Your organization owns, plans, and operates a fundraising event or challenge. Participants usually pay for entry and can use the event to do additional fundraising via a web-based platform.

EXAMPLES

PROS

  • Greatest potential for revenue of all the four types.
  • Strong connection to brand.
  • Ripe for corporate sponsors.

CONS

  • A lot of effort to plan, pay for, and execute the event.
  • High financial risk if the event is underutilized or canceled due to force majeure.

Right for you if…

  • Your organization has a critical mass of supporters within a specific geographic area.
  • Your organization has the ability to and is willing to invest significant funds and staff time to launch the event.   

#2: DIY

Your organization creates a digital/online platform for individuals to create their own fundraising event, activity, or challenge. Events usually happen offline, like birthdays, weddings, and parties, but could be virtual too. The fundraiser creates and manages the event themselves with support from the organization.

EXAMPLES

PROS

  • Easy to manage once the technology platform is set up.
  • Lowest barrier for entry for a participant.
  • Many options for people to participate.

CONS

  • Lower revenue potential.
  • Requires considerable promotion to spur action.

Right for you if…

  • Your constituency is decentralized.
  • You have an active online community.
  • You want to get started with peer-to-peer without much risk or upfront costs.

#3: Third Party

Your organization becomes a partner with an existing event, which allows a number of your constituents to participate in another organization’s event. The fundraiser agrees to raise a certain amount of funds for the organization in exchange for the participation.     

EXAMPLES

PROS

  • Low overhead cost.
  • Low barrier to entry.
  • Lower effort to organize and operate your team within the event.

CONS

  • Less revenue potential compared to a proprietary event.
  • Weaker connection to the brand and cause.

Right for you if…

  • Your constituency has deep affinity toward this type of event.
  • Your constituency is decentralized or willing to travel to an event out of town.
  • The 3rd party event is popular and its brand can boost the awareness of your organization.

#4: Crowdfunding

You rally your constituents to promote and make donations to a specific event, project, or giving period. It falls on the fringes of peer-to-peer fundraising because not all crowdfunding efforts ask supporters to solicit their networks. The best crowdfunding efforts use a web-based fundraising tool and a robust promotional strategy to maximize awareness.      

EXAMPLES

PROS

  • Rallies constituency to focus support on a singular, focused event.
  • Provides a compelling call-to-action for a cause.
  • Raises awareness. 

CONS

  • Considerable effort to create, promote, and execute a giving day.
  • Risk of underperforming if not promoted successfully.

Right for you if…

  • Your organization has a tangible set of projects with direct impact.
  • Your constituency responds well to a call to action.
  • Your organization has a large constituency and well-known brand.

 



So, How Do I Get Involved?

Appoint a Leader and Make a Plan

With any initiative, two keys to success are: 1) identifying a single person who is accountable for the success of the effort, and 2) writing a plan. Your plan should answer the following questions: What are the measurable objectives? What are the deliverables needed to achieve the objectives? What tasks are necessary to create the deliverables? Who is responsible for the tasks and when are they due? How much will it cost?

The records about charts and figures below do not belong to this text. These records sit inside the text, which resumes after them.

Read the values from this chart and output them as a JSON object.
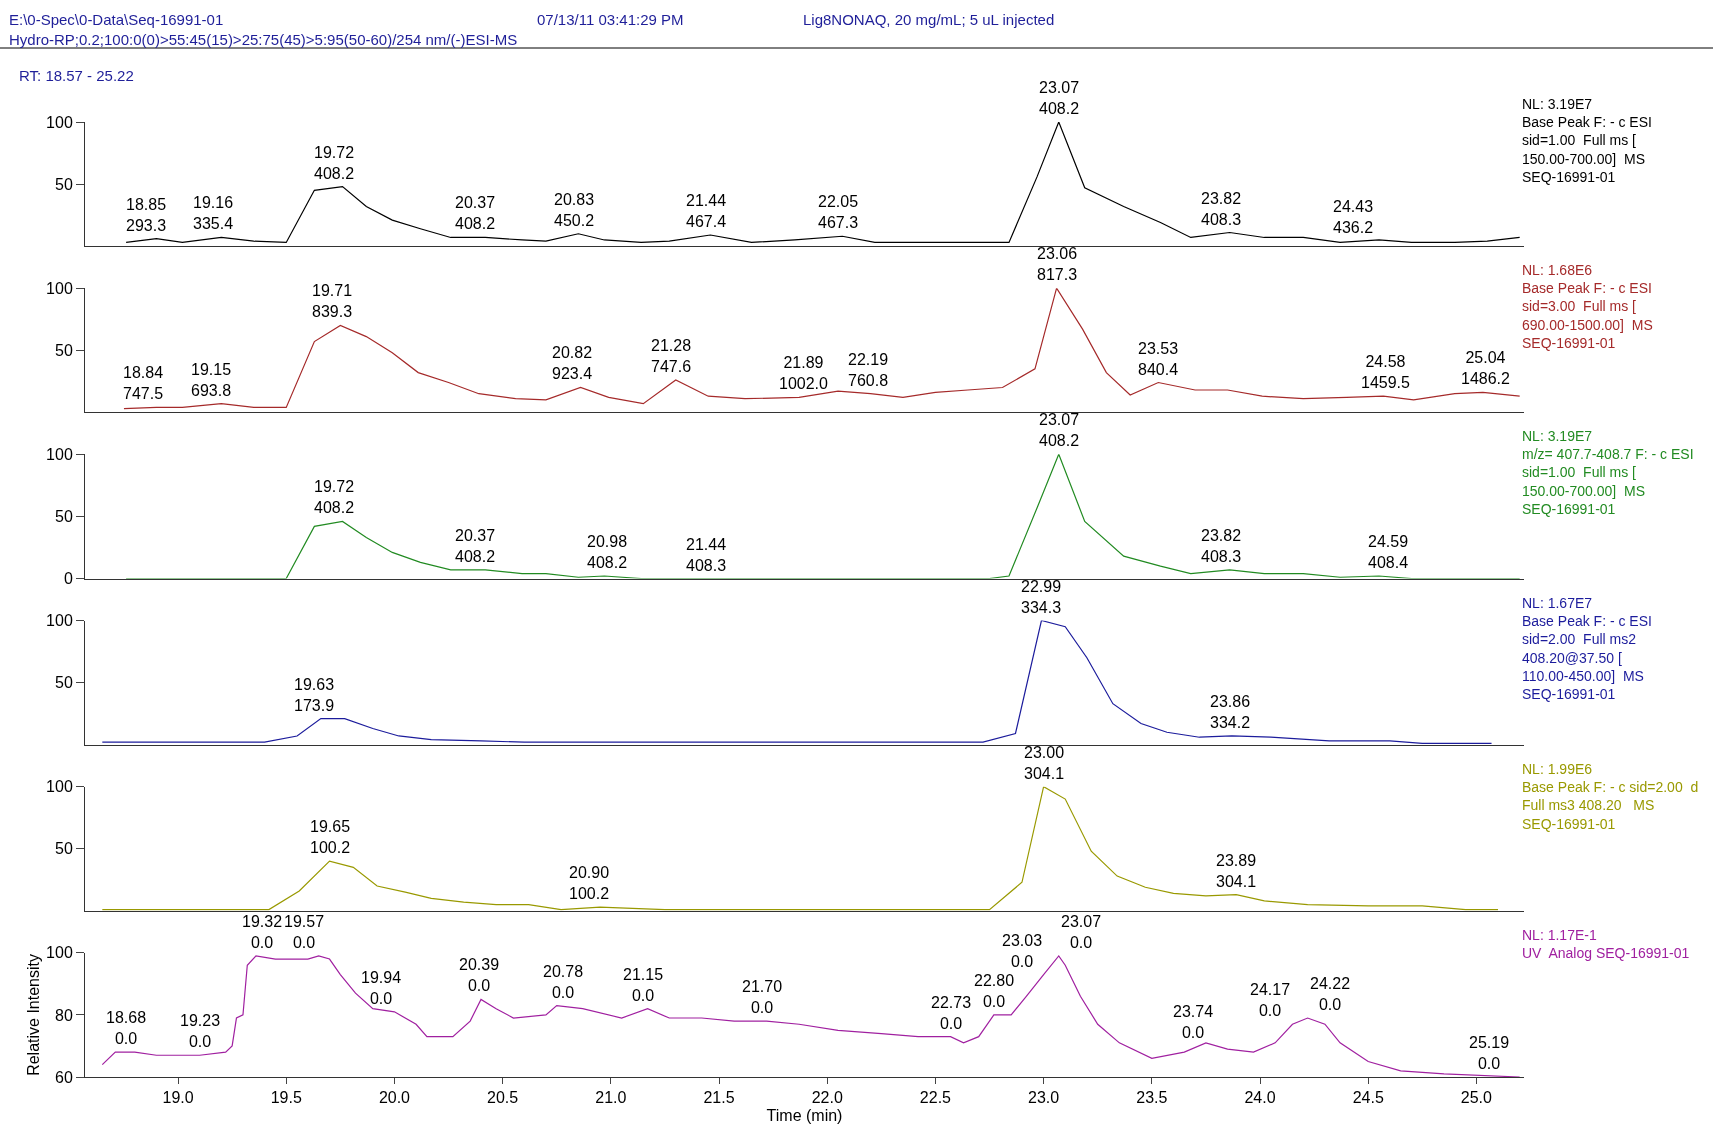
{
  "chart_data": [
    {
      "type": "line",
      "title": "E:\\0-Spec\\0-Data\\Seq-16991-01",
      "subtitle": "Hydro-RP;0.2;100:0(0)>55:45(15)>25:75(45)>5:95(50-60)/254 nm/(-)ESI-MS",
      "x": [
        18.76,
        18.9,
        19.02,
        19.2,
        19.35,
        19.5,
        19.63,
        19.76,
        19.87,
        19.99,
        20.12,
        20.26,
        20.42,
        20.59,
        20.7,
        20.85,
        20.97,
        21.14,
        21.27,
        21.46,
        21.65,
        21.85,
        22.07,
        22.22,
        22.84,
        22.97,
        23.07,
        23.19,
        23.37,
        23.54,
        23.68,
        23.86,
        24.02,
        24.2,
        24.37,
        24.55,
        24.7,
        24.9,
        25.05,
        25.2
      ],
      "series": [
        {
          "color": "#000000",
          "values": [
            3,
            6,
            3,
            7,
            4,
            3,
            45,
            48,
            32,
            21,
            14,
            7,
            7,
            5,
            4,
            10,
            5,
            3,
            4,
            9,
            3,
            5,
            8,
            3,
            3,
            56,
            100,
            47,
            32,
            19,
            7,
            11,
            7,
            7,
            3,
            5,
            3,
            3,
            4,
            7
          ]
        }
      ],
      "xlim": [
        18.57,
        25.22
      ],
      "ylim": [
        0,
        100
      ],
      "yticks": [
        50,
        100
      ],
      "tick_labels": "y",
      "annotations": [
        "07/13/11 03:41:29 PM",
        "Lig8NONAQ, 20 mg/mL; 5 uL injected",
        "RT: 18.57 - 25.22",
        "NL: 3.19E7\nBase Peak F: - c ESI\nsid=1.00  Full ms [\n150.00-700.00]  MS\nSEQ-16991-01",
        {
          "text": "18.85\n293.3",
          "x": 18.85,
          "y": 6
        },
        {
          "text": "19.16\n335.4",
          "x": 19.16,
          "y": 7
        },
        {
          "text": "19.72\n408.2",
          "x": 19.72,
          "y": 48
        },
        {
          "text": "20.37\n408.2",
          "x": 20.37,
          "y": 7
        },
        {
          "text": "20.83\n450.2",
          "x": 20.83,
          "y": 10
        },
        {
          "text": "21.44\n467.4",
          "x": 21.44,
          "y": 9
        },
        {
          "text": "22.05\n467.3",
          "x": 22.05,
          "y": 8
        },
        {
          "text": "23.07\n408.2",
          "x": 23.07,
          "y": 100
        },
        {
          "text": "23.82\n408.3",
          "x": 23.82,
          "y": 11
        },
        {
          "text": "24.43\n436.2",
          "x": 24.43,
          "y": 4
        }
      ]
    },
    {
      "type": "line",
      "x": [
        18.75,
        18.9,
        19.02,
        19.2,
        19.35,
        19.5,
        19.63,
        19.75,
        19.87,
        19.99,
        20.11,
        20.25,
        20.39,
        20.56,
        20.7,
        20.86,
        20.99,
        21.15,
        21.3,
        21.45,
        21.62,
        21.87,
        22.05,
        22.2,
        22.35,
        22.5,
        22.65,
        22.81,
        22.96,
        23.06,
        23.18,
        23.29,
        23.4,
        23.53,
        23.7,
        23.85,
        24.01,
        24.2,
        24.4,
        24.57,
        24.71,
        24.9,
        25.03,
        25.2
      ],
      "series": [
        {
          "color": "#a52a2a",
          "values": [
            3,
            4,
            4,
            7,
            4,
            4,
            57,
            70,
            61,
            48,
            32,
            24,
            15,
            11,
            10,
            20,
            12,
            7,
            26,
            13,
            11,
            12,
            17,
            15,
            12,
            16,
            18,
            20,
            35,
            100,
            67,
            32,
            14,
            24,
            18,
            18,
            13,
            11,
            12,
            13,
            10,
            15,
            16,
            13
          ]
        }
      ],
      "xlim": [
        18.57,
        25.22
      ],
      "ylim": [
        0,
        100
      ],
      "yticks": [
        50,
        100
      ],
      "tick_labels": "y",
      "annotations": [
        "NL: 1.68E6\nBase Peak F: - c ESI\nsid=3.00  Full ms [\n690.00-1500.00]  MS\nSEQ-16991-01",
        {
          "text": "18.84\n747.5",
          "x": 18.84,
          "y": 4
        },
        {
          "text": "19.15\n693.8",
          "x": 19.15,
          "y": 7
        },
        {
          "text": "19.71\n839.3",
          "x": 19.71,
          "y": 70
        },
        {
          "text": "20.82\n923.4",
          "x": 20.82,
          "y": 20
        },
        {
          "text": "21.28\n747.6",
          "x": 21.28,
          "y": 26
        },
        {
          "text": "21.89\n1002.0",
          "x": 21.89,
          "y": 12
        },
        {
          "text": "22.19\n760.8",
          "x": 22.19,
          "y": 15
        },
        {
          "text": "23.06\n817.3",
          "x": 23.06,
          "y": 100
        },
        {
          "text": "23.53\n840.4",
          "x": 23.53,
          "y": 24
        },
        {
          "text": "24.58\n1459.5",
          "x": 24.58,
          "y": 13
        },
        {
          "text": "25.04\n1486.2",
          "x": 25.04,
          "y": 16
        }
      ]
    },
    {
      "type": "line",
      "x": [
        18.76,
        19.5,
        19.63,
        19.76,
        19.87,
        19.99,
        20.12,
        20.26,
        20.42,
        20.59,
        20.7,
        20.85,
        20.97,
        21.14,
        22.75,
        22.84,
        22.97,
        23.07,
        23.19,
        23.37,
        23.54,
        23.68,
        23.86,
        24.02,
        24.2,
        24.37,
        24.55,
        24.7,
        25.2
      ],
      "series": [
        {
          "color": "#228b22",
          "values": [
            0,
            0,
            42,
            46,
            33,
            21,
            13,
            7,
            7,
            4,
            4,
            1,
            2,
            0,
            0,
            2,
            57,
            100,
            46,
            18,
            10,
            4,
            7,
            4,
            4,
            1,
            2,
            0,
            0
          ]
        }
      ],
      "xlim": [
        18.57,
        25.22
      ],
      "ylim": [
        0,
        100
      ],
      "yticks": [
        0,
        50,
        100
      ],
      "tick_labels": "y",
      "annotations": [
        "NL: 3.19E7\nm/z= 407.7-408.7 F: - c ESI\nsid=1.00  Full ms [\n150.00-700.00]  MS\nSEQ-16991-01",
        {
          "text": "19.72\n408.2",
          "x": 19.72,
          "y": 46
        },
        {
          "text": "20.37\n408.2",
          "x": 20.37,
          "y": 7
        },
        {
          "text": "20.98\n408.2",
          "x": 20.98,
          "y": 2
        },
        {
          "text": "21.44\n408.3",
          "x": 21.44,
          "y": 0
        },
        {
          "text": "23.07\n408.2",
          "x": 23.07,
          "y": 100
        },
        {
          "text": "23.82\n408.3",
          "x": 23.82,
          "y": 7
        },
        {
          "text": "24.59\n408.4",
          "x": 24.59,
          "y": 2
        }
      ]
    },
    {
      "type": "line",
      "x": [
        18.65,
        19.4,
        19.55,
        19.66,
        19.77,
        19.9,
        20.02,
        20.17,
        20.4,
        20.6,
        22.72,
        22.87,
        22.99,
        23.1,
        23.2,
        23.32,
        23.45,
        23.57,
        23.72,
        23.87,
        24.05,
        24.32,
        24.6,
        24.75,
        25.07
      ],
      "series": [
        {
          "color": "#1c1c9c",
          "values": [
            2,
            2,
            7,
            21,
            21,
            13,
            7,
            4,
            3,
            2,
            2,
            9,
            100,
            95,
            70,
            33,
            17,
            10,
            6,
            7,
            6,
            3,
            3,
            1,
            1
          ]
        }
      ],
      "xlim": [
        18.57,
        25.22
      ],
      "ylim": [
        0,
        100
      ],
      "yticks": [
        50,
        100
      ],
      "tick_labels": "y",
      "annotations": [
        "NL: 1.67E7\nBase Peak F: - c ESI\nsid=2.00  Full ms2\n408.20@37.50 [\n110.00-450.00]  MS\nSEQ-16991-01",
        {
          "text": "19.63\n173.9",
          "x": 19.63,
          "y": 21
        },
        {
          "text": "22.99\n334.3",
          "x": 22.99,
          "y": 100
        },
        {
          "text": "23.86\n334.2",
          "x": 23.86,
          "y": 7
        }
      ]
    },
    {
      "type": "line",
      "x": [
        18.65,
        19.42,
        19.56,
        19.7,
        19.81,
        19.92,
        20.05,
        20.17,
        20.32,
        20.47,
        20.62,
        20.77,
        20.95,
        21.25,
        22.75,
        22.9,
        23.0,
        23.1,
        23.22,
        23.34,
        23.47,
        23.6,
        23.75,
        23.89,
        24.02,
        24.22,
        24.5,
        24.75,
        24.95,
        25.1
      ],
      "series": [
        {
          "color": "#999900",
          "values": [
            1,
            1,
            16,
            40,
            35,
            20,
            15,
            10,
            7,
            5,
            5,
            1,
            3,
            1,
            1,
            23,
            100,
            90,
            48,
            28,
            19,
            14,
            12,
            13,
            8,
            5,
            4,
            4,
            1,
            1
          ]
        }
      ],
      "xlim": [
        18.57,
        25.22
      ],
      "ylim": [
        0,
        100
      ],
      "yticks": [
        50,
        100
      ],
      "tick_labels": "y",
      "annotations": [
        "NL: 1.99E6\nBase Peak F: - c sid=2.00  d\nFull ms3 408.20   MS\nSEQ-16991-01",
        {
          "text": "19.65\n100.2",
          "x": 19.7,
          "y": 40
        },
        {
          "text": "20.90\n100.2",
          "x": 20.9,
          "y": 3
        },
        {
          "text": "23.00\n304.1",
          "x": 23.0,
          "y": 100
        },
        {
          "text": "23.89\n304.1",
          "x": 23.89,
          "y": 13
        }
      ]
    },
    {
      "type": "line",
      "xlabel": "Time (min)",
      "ylabel": "Relative Intensity",
      "x": [
        18.65,
        18.71,
        18.8,
        18.9,
        19.1,
        19.22,
        19.25,
        19.27,
        19.3,
        19.32,
        19.36,
        19.45,
        19.6,
        19.65,
        19.7,
        19.75,
        19.82,
        19.9,
        20.0,
        20.1,
        20.15,
        20.27,
        20.35,
        20.4,
        20.47,
        20.55,
        20.7,
        20.75,
        20.87,
        21.05,
        21.17,
        21.27,
        21.42,
        21.57,
        21.72,
        21.87,
        22.05,
        22.25,
        22.42,
        22.57,
        22.63,
        22.7,
        22.77,
        22.85,
        22.92,
        23.0,
        23.07,
        23.1,
        23.17,
        23.25,
        23.35,
        23.5,
        23.65,
        23.75,
        23.85,
        23.97,
        24.07,
        24.15,
        24.22,
        24.3,
        24.37,
        24.5,
        24.65,
        24.85,
        25.2
      ],
      "series": [
        {
          "color": "#a020a0",
          "values": [
            64,
            68,
            68,
            67,
            67,
            68,
            70,
            79,
            80,
            96,
            99,
            98,
            98,
            99,
            98,
            93,
            87,
            82,
            81,
            77,
            73,
            73,
            78,
            85,
            82,
            79,
            80,
            83,
            82,
            79,
            82,
            79,
            79,
            78,
            78,
            77,
            75,
            74,
            73,
            73,
            71,
            73,
            80,
            80,
            86,
            93,
            99,
            96,
            86,
            77,
            71,
            66,
            68,
            71,
            69,
            68,
            71,
            77,
            79,
            77,
            71,
            65,
            62,
            61,
            60
          ]
        }
      ],
      "xlim": [
        18.57,
        25.22
      ],
      "xticks": [
        {
          "value": 19,
          "label": "19.0"
        },
        {
          "value": 19.5,
          "label": "19.5"
        },
        {
          "value": 20,
          "label": "20.0"
        },
        {
          "value": 20.5,
          "label": "20.5"
        },
        {
          "value": 21,
          "label": "21.0"
        },
        {
          "value": 21.5,
          "label": "21.5"
        },
        {
          "value": 22,
          "label": "22.0"
        },
        {
          "value": 22.5,
          "label": "22.5"
        },
        {
          "value": 23,
          "label": "23.0"
        },
        {
          "value": 23.5,
          "label": "23.5"
        },
        {
          "value": 24,
          "label": "24.0"
        },
        {
          "value": 24.5,
          "label": "24.5"
        },
        {
          "value": 25,
          "label": "25.0"
        }
      ],
      "ylim": [
        60,
        100
      ],
      "yticks": [
        60,
        80,
        100
      ],
      "annotations": [
        "NL: 1.17E-1\nUV  Analog SEQ-16991-01",
        {
          "text": "18.68\n0.0",
          "x": 18.76,
          "y": 68
        },
        {
          "text": "19.23\n0.0",
          "x": 19.1,
          "y": 67
        },
        {
          "text": "19.32\n0.0",
          "x": 19.39,
          "y": 99
        },
        {
          "text": "19.57\n0.0",
          "x": 19.58,
          "y": 99
        },
        {
          "text": "19.94\n0.0",
          "x": 19.94,
          "y": 81
        },
        {
          "text": "20.39\n0.0",
          "x": 20.39,
          "y": 85
        },
        {
          "text": "20.78\n0.0",
          "x": 20.78,
          "y": 83
        },
        {
          "text": "21.15\n0.0",
          "x": 21.15,
          "y": 82
        },
        {
          "text": "21.70\n0.0",
          "x": 21.7,
          "y": 78
        },
        {
          "text": "22.73\n0.0",
          "x": 22.57,
          "y": 73
        },
        {
          "text": "22.80\n0.0",
          "x": 22.77,
          "y": 80
        },
        {
          "text": "23.03\n0.0",
          "x": 23.0,
          "y": 93
        },
        {
          "text": "23.07\n0.0",
          "x": 23.07,
          "y": 99
        },
        {
          "text": "23.74\n0.0",
          "x": 23.69,
          "y": 70
        },
        {
          "text": "24.17\n0.0",
          "x": 24.15,
          "y": 77
        },
        {
          "text": "24.22\n0.0",
          "x": 24.22,
          "y": 79
        },
        {
          "text": "25.19\n0.0",
          "x": 25.06,
          "y": 60
        }
      ]
    }
  ]
}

Determine Your Technology Needs

Assuming that your organizational goals and assets align with one or more of the types listed above, the next step is to secure a peer-to-peer online system. This process can be more nuanced, however here are a few resources to get you started. 

Consider Getting Some Expert Advice

Don’t know what you don’t know? Consider bringing in a coach to get you started, or to reinvigorate or organize your existing processes. Give us a call – Benefactor Group can help guide you through the various types of peer-to-peer events, technology options, and general best practices.

Survey Your Constituents

Not sure where to start or what to do with peer-to-peer? Start with a survey to your constituency and ask them what kind of events they would be willing to participate in and fundraise on behalf of your cause.